Understanding the intervals of continuity involves checking where a function remains uninterrupted or smooth across its domain. In the case of our piecewise function \(f(x)\):

• The first part, \(f(x) = \frac{1}{2}x + 1\), is continuous as it is a linear function, with no breaks or gaps for all \(x \leq 2\).
• The second part, \(f(x) = 3 - x\), is also continuous for \(x > 2\), because it is linear and maintains continuity across its domain.

There is, however, a point of interest at \(x = 2\), which serves as a boundary between these intervals. Here, the question revolves around what happens when \(x\) approaches 2 from both sides. It's crucial to investigate this point thoroughly to understand why discontinuity appears and how it affects the function. Continuous intervals are important as they indicate where there's a smooth behavior of the function values.

Piecewise functions are functions that have different expressions based on the input value \(x\). They are made up of "pieces," each defined by a specific condition. For our function, \(f(x)\), we have two parts:

• \(f(x) = \frac{1}{2}x + 1\) when \(x \leq 2\)
• \(f(x) = 3 - x\) when \(x > 2\)

Such functions can seem tricky at points where their different parts meet, as direct substitution may not be sufficient to ensure smooth transition. One vital aspect when dealing with piecewise functions is to evaluate each section individually, including at the boundaries where the function components meet, like our \(x = 2\). This analysis helps determine whether the function remains continuous or if any jumps or breaks occur at those boundary points.

The most basic condition for a function to be continuous at any given point \(a\) is when:

• The function \(f(x)\) is defined at \(x = a\).
• The limit of \(f(x)\) as \(x\) approaches \(a\) from the left (\(x \to a^-\)) equals the limit as \(x\) approaches from the right (\(x \to a^+\)).
• The value from both sides is equal to \(f(a)\).

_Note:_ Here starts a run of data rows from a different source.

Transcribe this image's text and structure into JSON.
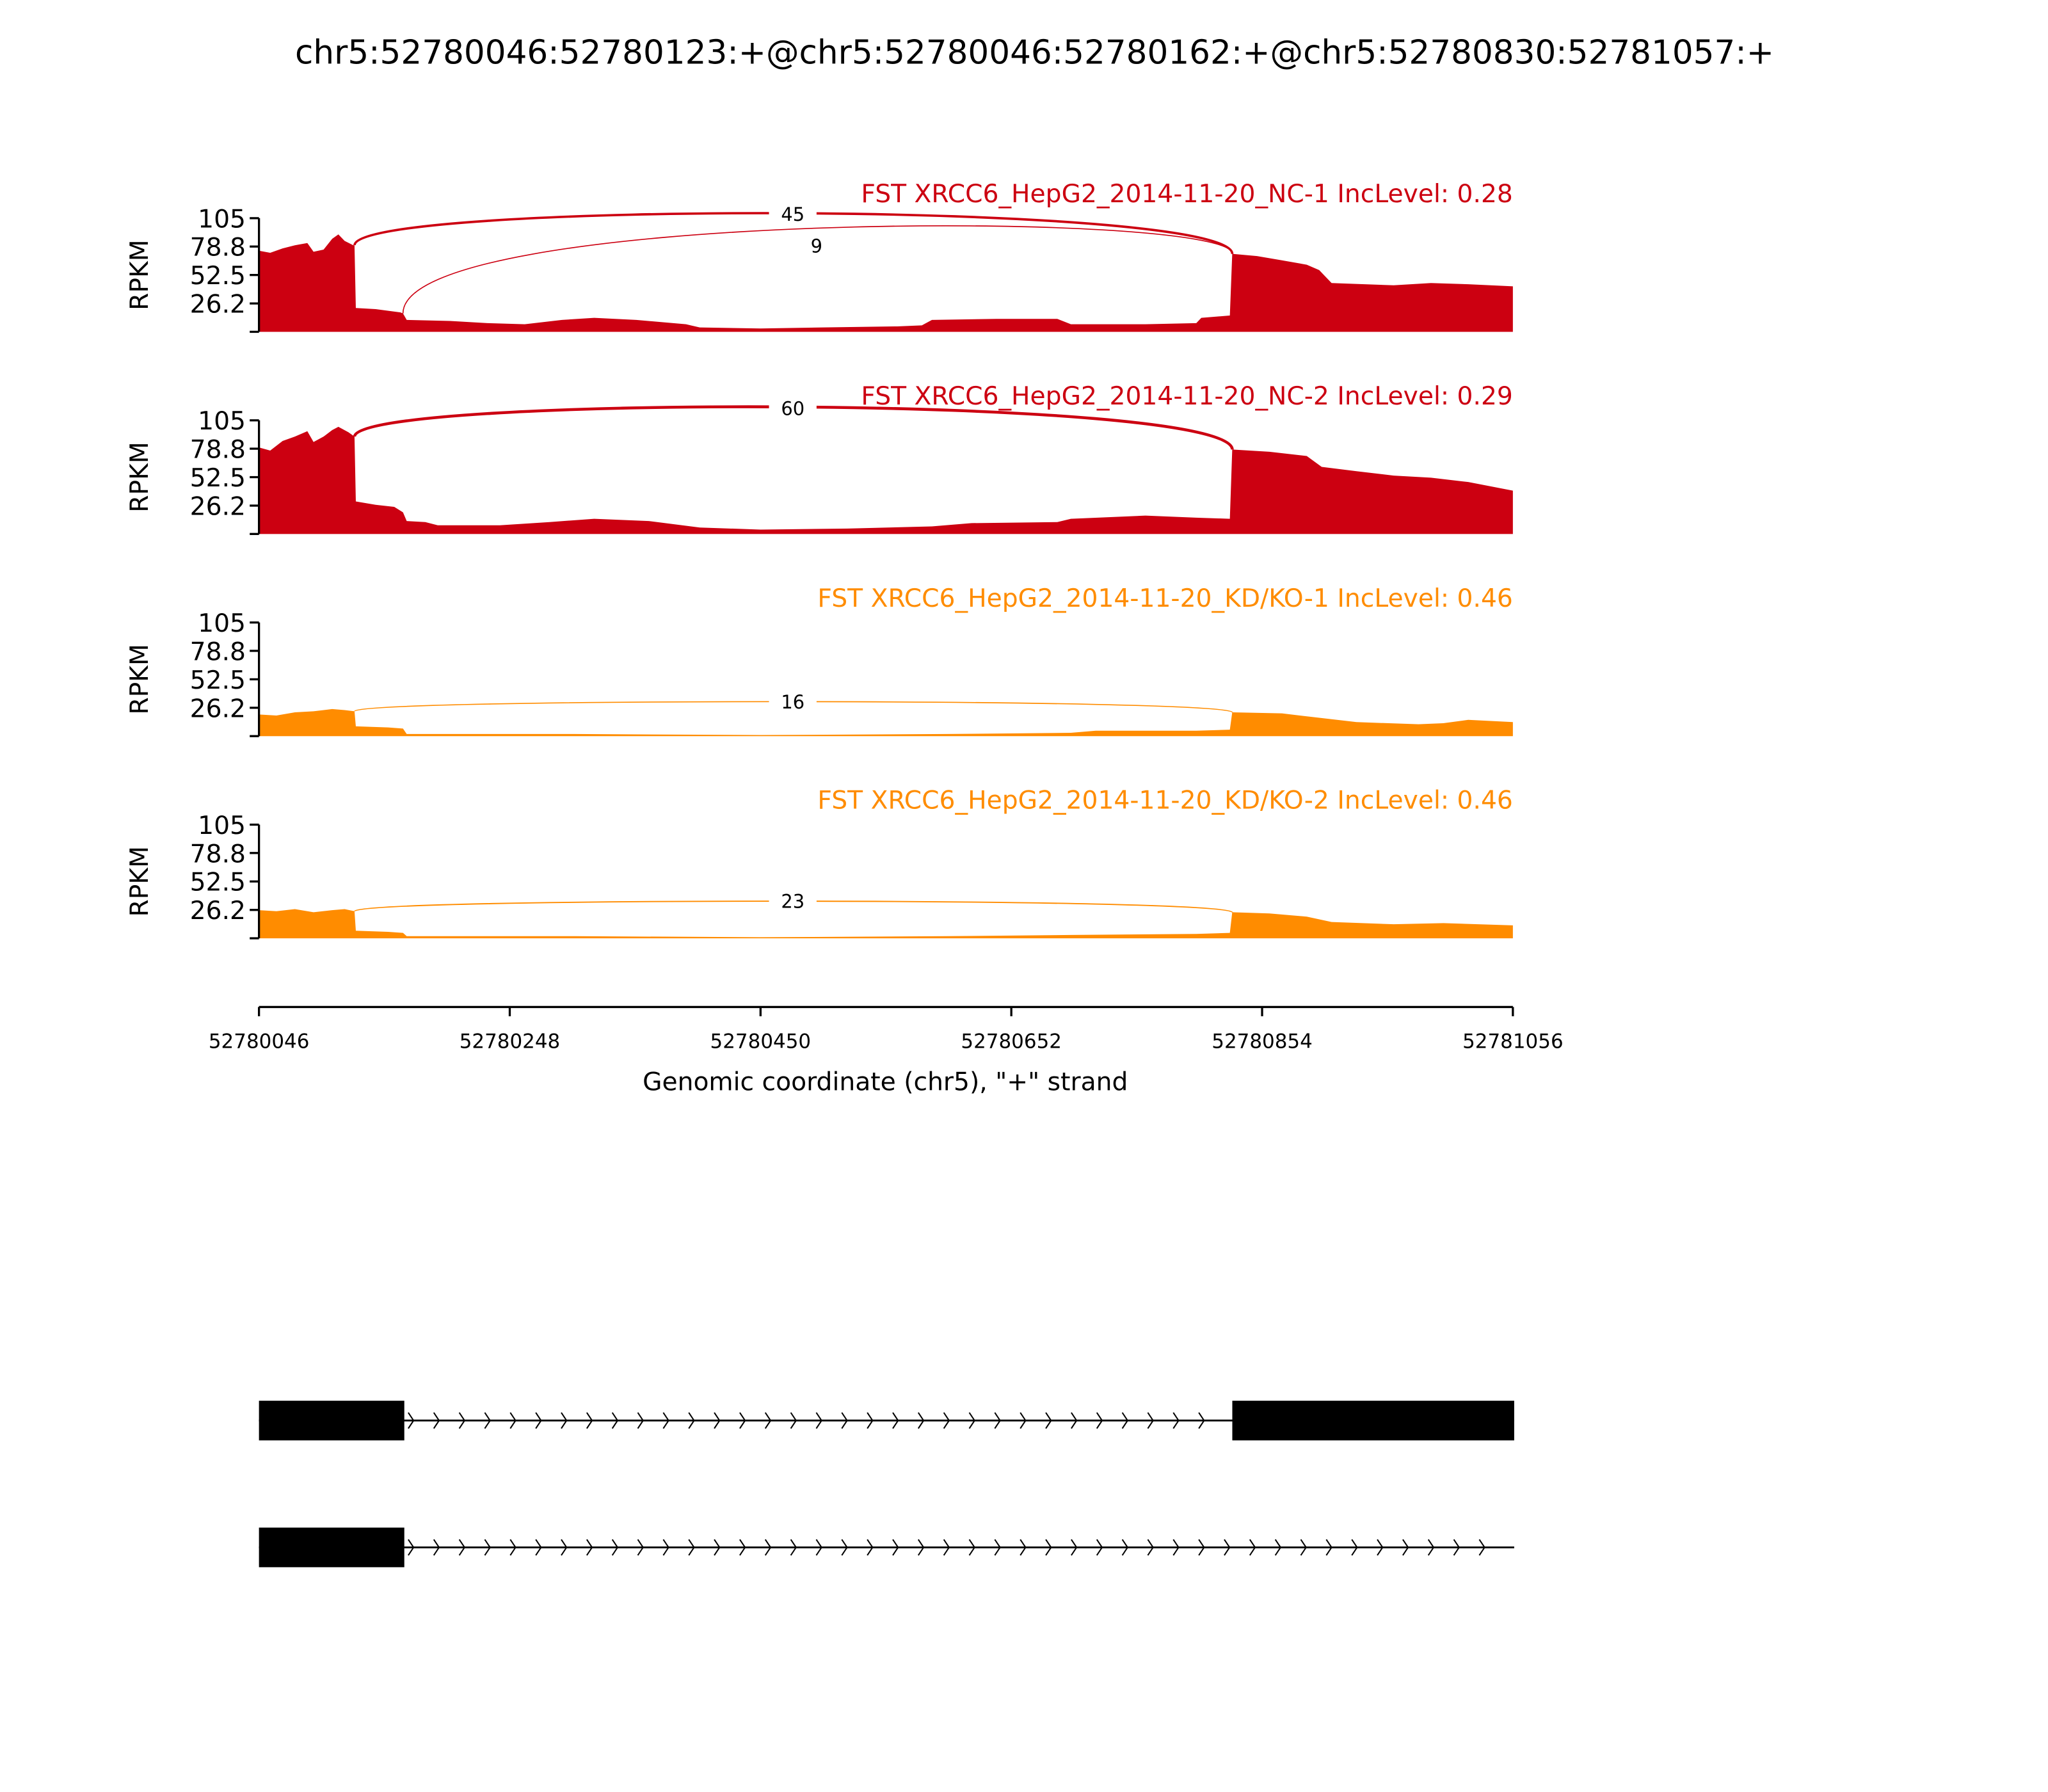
{
  "chart_data": {
    "type": "area",
    "title": "chr5:52780046:52780123:+@chr5:52780046:52780162:+@chr5:52780830:52781057:+",
    "xlabel": "Genomic coordinate (chr5), \"+\" strand",
    "ylabel": "RPKM",
    "xlim": [
      52780046,
      52781056
    ],
    "xticks": [
      "52780046",
      "52780248",
      "52780450",
      "52780652",
      "52780854",
      "52781056"
    ],
    "ylim": [
      0,
      105
    ],
    "yticks": [
      "105",
      "78.8",
      "52.5",
      "26.2"
    ],
    "grid": false,
    "panels": [
      {
        "label": "FST XRCC6_HepG2_2014-11-20_NC-1 IncLevel: 0.28",
        "color": "#cc0011",
        "coverage": [
          [
            52780046,
            75
          ],
          [
            52780055,
            73
          ],
          [
            52780065,
            77
          ],
          [
            52780075,
            80
          ],
          [
            52780085,
            82
          ],
          [
            52780090,
            74
          ],
          [
            52780098,
            76
          ],
          [
            52780105,
            86
          ],
          [
            52780110,
            90
          ],
          [
            52780115,
            84
          ],
          [
            52780122,
            80
          ],
          [
            52780123,
            80
          ],
          [
            52780124,
            22
          ],
          [
            52780140,
            21
          ],
          [
            52780160,
            18
          ],
          [
            52780162,
            17
          ],
          [
            52780165,
            11
          ],
          [
            52780200,
            10
          ],
          [
            52780230,
            8
          ],
          [
            52780260,
            7
          ],
          [
            52780290,
            11
          ],
          [
            52780316,
            13
          ],
          [
            52780350,
            11
          ],
          [
            52780390,
            7
          ],
          [
            52780401,
            4
          ],
          [
            52780450,
            3
          ],
          [
            52780500,
            4
          ],
          [
            52780560,
            5
          ],
          [
            52780580,
            6
          ],
          [
            52780588,
            11
          ],
          [
            52780640,
            12
          ],
          [
            52780689,
            12
          ],
          [
            52780700,
            7
          ],
          [
            52780760,
            7
          ],
          [
            52780801,
            8
          ],
          [
            52780805,
            13
          ],
          [
            52780828,
            15
          ],
          [
            52780830,
            72
          ],
          [
            52780850,
            70
          ],
          [
            52780870,
            66
          ],
          [
            52780890,
            62
          ],
          [
            52780900,
            57
          ],
          [
            52780910,
            45
          ],
          [
            52780960,
            43
          ],
          [
            52780990,
            45
          ],
          [
            52781020,
            44
          ],
          [
            52781056,
            42
          ]
        ],
        "junctions": [
          {
            "donor": 52780123,
            "acceptor": 52780830,
            "count": "45"
          },
          {
            "donor": 52780162,
            "acceptor": 52780830,
            "count": "9"
          }
        ]
      },
      {
        "label": "FST XRCC6_HepG2_2014-11-20_NC-2 IncLevel: 0.29",
        "color": "#cc0011",
        "coverage": [
          [
            52780046,
            80
          ],
          [
            52780055,
            77
          ],
          [
            52780065,
            86
          ],
          [
            52780075,
            90
          ],
          [
            52780085,
            95
          ],
          [
            52780090,
            85
          ],
          [
            52780098,
            90
          ],
          [
            52780105,
            96
          ],
          [
            52780110,
            99
          ],
          [
            52780118,
            94
          ],
          [
            52780123,
            90
          ],
          [
            52780124,
            30
          ],
          [
            52780140,
            27
          ],
          [
            52780155,
            25
          ],
          [
            52780162,
            20
          ],
          [
            52780165,
            12
          ],
          [
            52780180,
            11
          ],
          [
            52780190,
            8
          ],
          [
            52780240,
            8
          ],
          [
            52780280,
            11
          ],
          [
            52780316,
            14
          ],
          [
            52780360,
            12
          ],
          [
            52780401,
            6
          ],
          [
            52780450,
            4
          ],
          [
            52780520,
            5
          ],
          [
            52780588,
            7
          ],
          [
            52780620,
            10
          ],
          [
            52780689,
            11
          ],
          [
            52780700,
            14
          ],
          [
            52780760,
            17
          ],
          [
            52780801,
            15
          ],
          [
            52780828,
            14
          ],
          [
            52780830,
            78
          ],
          [
            52780860,
            76
          ],
          [
            52780890,
            72
          ],
          [
            52780902,
            62
          ],
          [
            52780930,
            58
          ],
          [
            52780960,
            54
          ],
          [
            52780990,
            52
          ],
          [
            52781020,
            48
          ],
          [
            52781056,
            40
          ]
        ],
        "junctions": [
          {
            "donor": 52780123,
            "acceptor": 52780830,
            "count": "60"
          }
        ]
      },
      {
        "label": "FST XRCC6_HepG2_2014-11-20_KD/KO-1 IncLevel: 0.46",
        "color": "#ff8c00",
        "coverage": [
          [
            52780046,
            20
          ],
          [
            52780060,
            19
          ],
          [
            52780075,
            22
          ],
          [
            52780090,
            23
          ],
          [
            52780105,
            25
          ],
          [
            52780115,
            24
          ],
          [
            52780123,
            23
          ],
          [
            52780124,
            9
          ],
          [
            52780150,
            8
          ],
          [
            52780162,
            7
          ],
          [
            52780165,
            2
          ],
          [
            52780300,
            2
          ],
          [
            52780450,
            1
          ],
          [
            52780600,
            2
          ],
          [
            52780700,
            3
          ],
          [
            52780720,
            5
          ],
          [
            52780801,
            5
          ],
          [
            52780828,
            6
          ],
          [
            52780830,
            22
          ],
          [
            52780870,
            21
          ],
          [
            52780900,
            17
          ],
          [
            52780930,
            13
          ],
          [
            52780980,
            11
          ],
          [
            52781000,
            12
          ],
          [
            52781020,
            15
          ],
          [
            52781056,
            13
          ]
        ],
        "junctions": [
          {
            "donor": 52780123,
            "acceptor": 52780830,
            "count": "16"
          }
        ]
      },
      {
        "label": "FST XRCC6_HepG2_2014-11-20_KD/KO-2 IncLevel: 0.46",
        "color": "#ff8c00",
        "coverage": [
          [
            52780046,
            26
          ],
          [
            52780060,
            25
          ],
          [
            52780075,
            27
          ],
          [
            52780090,
            24
          ],
          [
            52780105,
            26
          ],
          [
            52780115,
            27
          ],
          [
            52780123,
            25
          ],
          [
            52780124,
            7
          ],
          [
            52780150,
            6
          ],
          [
            52780162,
            5
          ],
          [
            52780165,
            2
          ],
          [
            52780300,
            2
          ],
          [
            52780450,
            1
          ],
          [
            52780600,
            2
          ],
          [
            52780700,
            3
          ],
          [
            52780801,
            4
          ],
          [
            52780828,
            5
          ],
          [
            52780830,
            24
          ],
          [
            52780860,
            23
          ],
          [
            52780890,
            20
          ],
          [
            52780910,
            15
          ],
          [
            52780960,
            13
          ],
          [
            52781000,
            14
          ],
          [
            52781056,
            12
          ]
        ],
        "junctions": [
          {
            "donor": 52780123,
            "acceptor": 52780830,
            "count": "23"
          }
        ]
      }
    ],
    "transcripts": [
      {
        "exons": [
          [
            52780046,
            52780162
          ],
          [
            52780830,
            52781056
          ]
        ],
        "strand": "+"
      },
      {
        "exons": [
          [
            52780046,
            52780162
          ]
        ],
        "end": 52781056,
        "strand": "+"
      }
    ]
  }
}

In situations where any of these conditions fail to meet, as seen at \(x = 2\) in our example, we find a discontinuity, specifically called a jump discontinuity. With \(f(x)\), the limits from the left, \(\lim_{{x \to 2^-}} f(x)\), and from the right, \(\lim_{{x \to 2^+}} f(x)\), do not match. This discrepancy leads to the discontinuity at \(x = 2\), a point that disrupts the flow of the function’s established pattern in the intervals on either side.